We might note that Americans, who are so anxious to sell nuclear plants to India, has not built a single new plant domestically since 1979, when the Three Mile Island accident took place. They do a more careful cost-benefit analysis when it comes to their own money.

One of the more interesting items lying in the debris of collapsing business reports is the only economic success story that George Bush can boast of during his eight years. He has been an unqualified triumph in arms sales. Eric Lipton wrote in the 15 September issue of the International Herald Tribune, which carries stories from the New York Times, "From tanks, helicopters and fighter jets to missiles, remotely piloted aircraft and even warships, the Department of Defense has agreed so far this fiscal year [March to mid-September 2008] to sell or transfer more than $32 billion in weapons and other military equipment to foreign governments, compared with $12 billion in 2005…Deliveries on orders being placed now will continue for several years, perhaps turning out to be one of President George W. Bush's most lasting legacies…" And just in case you thought that Bush was not a good salesman, "most arms exports are paid for by purchasers without US financing."
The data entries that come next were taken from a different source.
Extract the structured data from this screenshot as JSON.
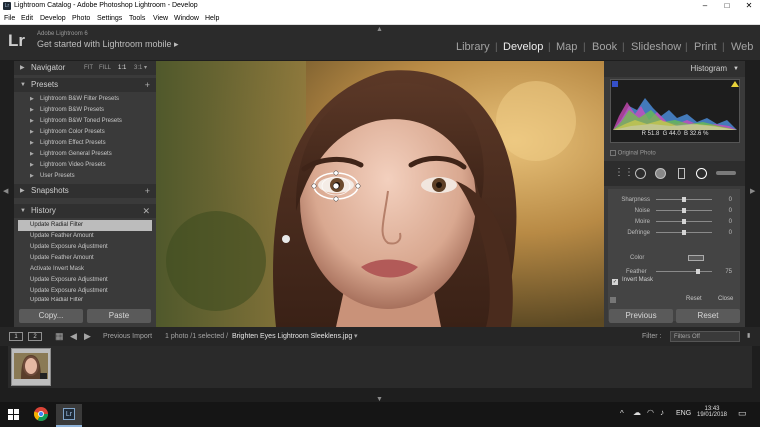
{
  "window": {
    "title": "Lightroom Catalog - Adobe Photoshop Lightroom - Develop",
    "controls": {
      "minimize": "‒",
      "maximize": "□",
      "close": "✕"
    }
  },
  "menu": [
    "File",
    "Edit",
    "Develop",
    "Photo",
    "Settings",
    "Tools",
    "View",
    "Window",
    "Help"
  ],
  "identity": {
    "logo": "Lr",
    "version": "Adobe Lightroom 6",
    "mobile_prompt": "Get started with Lightroom mobile ▸"
  },
  "modules": [
    "Library",
    "Develop",
    "Map",
    "Book",
    "Slideshow",
    "Print",
    "Web"
  ],
  "active_module": "Develop",
  "left_panel": {
    "navigator": {
      "label": "Navigator",
      "zoom": [
        "FIT",
        "FILL",
        "1:1",
        "3:1 ▾"
      ]
    },
    "presets": {
      "label": "Presets",
      "items": [
        "Lightroom B&W Filter Presets",
        "Lightroom B&W Presets",
        "Lightroom B&W Toned Presets",
        "Lightroom Color Presets",
        "Lightroom Effect Presets",
        "Lightroom General Presets",
        "Lightroom Video Presets",
        "User Presets"
      ]
    },
    "snapshots": {
      "label": "Snapshots"
    },
    "history": {
      "label": "History",
      "items": [
        "Update Radial Filter",
        "Update Feather Amount",
        "Update Exposure Adjustment",
        "Update Feather Amount",
        "Activate Invert Mask",
        "Update Exposure Adjustment",
        "Update Exposure Adjustment",
        "Update Radial Filter"
      ],
      "selected_index": 0
    },
    "buttons": {
      "copy": "Copy...",
      "paste": "Paste"
    }
  },
  "right_panel": {
    "histogram": {
      "label": "Histogram",
      "r_label": "R",
      "r": "51.8",
      "g_label": "G",
      "g": "44.0",
      "b_label": "B",
      "b": "32.6",
      "unit": "%",
      "original_photo": "Original Photo"
    },
    "mask_sliders": [
      {
        "label": "Sharpness",
        "value": "0",
        "level": 0.5
      },
      {
        "label": "Noise",
        "value": "0",
        "level": 0.5
      },
      {
        "label": "Moire",
        "value": "0",
        "level": 0.5
      },
      {
        "label": "Defringe",
        "value": "0",
        "level": 0.5
      }
    ],
    "color_label": "Color",
    "feather": {
      "label": "Feather",
      "value": "75",
      "level": 0.75
    },
    "invert_mask": {
      "label": "Invert Mask",
      "checked": "✓"
    },
    "reset_label": "Reset",
    "close_label": "Close",
    "buttons": {
      "previous": "Previous",
      "reset": "Reset"
    }
  },
  "filmstrip_bar": {
    "tag1": "1",
    "tag2": "2",
    "previous_import": "Previous Import",
    "status": "1 photo /1 selected /",
    "filename": "Brighten Eyes Lightroom Sleeklens.jpg",
    "filter_label": "Filter :",
    "filter_value": "Filters Off"
  },
  "taskbar": {
    "lang": "ENG",
    "time": "13:43",
    "date": "19/01/2018"
  }
}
Who are the greatest benefactors of the American arms industry? Those fighting alongside America in its strategic wars. Between 2006 and 2008, Saudi Arabia bought $8.6 billion worth of American arms; Iraq, $4.4 billion; Afghanistan, $11.4 billion; Pakistan, $4.2 billion; Australia, $6.5 billion. Saudi Arabia and Australia can afford their defence budgets, while Iraq has an $80 billion surplus, and Pakistan gets cash handouts from America. The truly appalling statistic is Afghanistan's, among the poorest nations in the world. Next year's figures should show a marked improvement, since India will be on the top of the shopping list. The architecture of an US-Indian military alliance is already in place, and construction has begun on various outhouses.

Will the Manmohan-Bush signatures be irreversible? If the UPA returns to power, in some variation or the other, the strategic pact will deepen. If the UPA is voted out, the next government will have to negotiate a difficult tightrope between perceived obligations and the need to protect good relations with America. It is going to be a complicated inheritance.